Technologically-Induced Distracted Driving
According to data from the National Highway Traffic Safety Administration (NHTSA), the number of fatalities in accidents where distracted driving was deemed the cause rose by 8.8 percent from 2014 to 2015 (3,197 to 3,477). And while distracted driving could be classified as anything from changing the radio station to taking a sip of that Starbucks latte, experts are discovering that smartphones are often to blame.
Ask Texas attorney David Nix what the biggest cause of distracted driving is and he’ll readily tell you that texting is to blame. He cites figures that say thousand of people are injured, killed, or otherwise permanently affected by texting and driving accidents every single day in the U.S. He sees it all the time and knows just how detrimental certain technology can be on the road.
The Wall Street Journal recently published a report in which they found that many car insurers’ payouts are rising faster than their premiums. Analysis revealed that more than half of drivers 18 to 29 report texting and internet browsing while driving, which has directly resulted in more accidents (and those higher premiums).
What if New Technology is the Solution?
But for all of the dangers and risks that come with using technology while driving, is it possible that technology could actually be the solution to safer roadways? Nobody knows for sure, but innovation in this space is occurring at a breathtaking rate.
One of the more recent developments is a product called Groove, which is currently involved in two pilot programs in the U.S. and Australia. As CNN reporter Kelly Wallace explains it, “Groove is a small device that plugs into your car, underneath the steering wheel, and connects your device to the cloud, letting your mobile phone provider know you are driving. The wireless provider blocks all emails, texts and social networking updates and prevents you from sending messages and posting on social media while driving.”
There’s another technology, Drive ID by Cellcontrol, that mounts to the windshield of a car and comes with an accompanying app that users download to their smartphones.
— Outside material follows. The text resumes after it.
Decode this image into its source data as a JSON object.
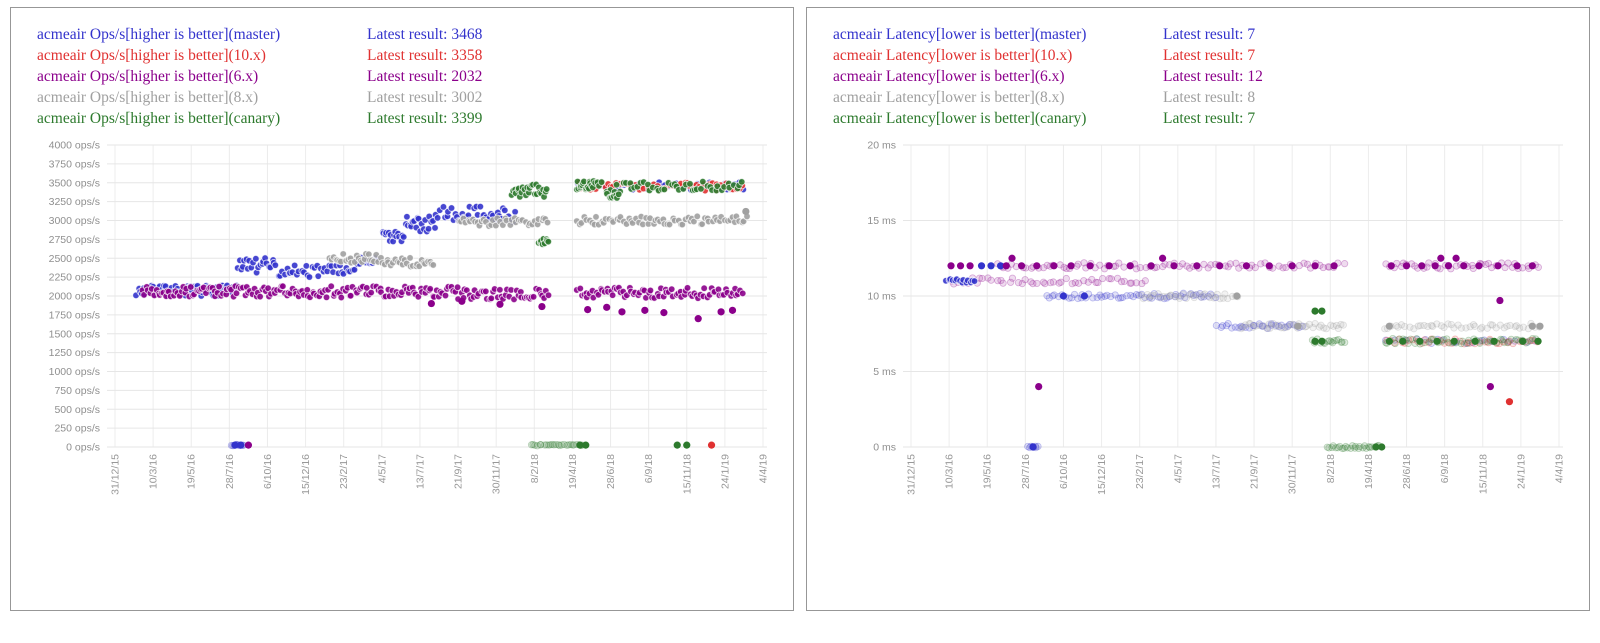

It detects who is driving and then shuts off alerts for that driver only. In other words, it creates zones in the car so that passengers can use their devices while the driver cannot. This interface seems much more appealing.
And then there’s the popular subject of self-driving vehicles in which people are totally removed from the equation. While we’re still a few years away from widespread adoption on this front, it’s hard to ignore the positive effects this would have on distracted driving as a whole.
Technology: Cause or Solution?
So which one is it? Is technology the cause of distracted driving, or is it the solution? At this point in time, technology appears to be more to blame than anything else. But as technologies like Groove, Drive ID, and autonomous vehicles show, it could soon become the solution to the problem. How would that be for a dramatic turn of events?
But for now, it’s imperative that parents, technology companies, and regulatory bodies come together and speak out against distracted driving. There will always be people who choose to text and drive, but more awareness could do wonders in terms of reducing the number of injuries and fatalities that happen on American roadways.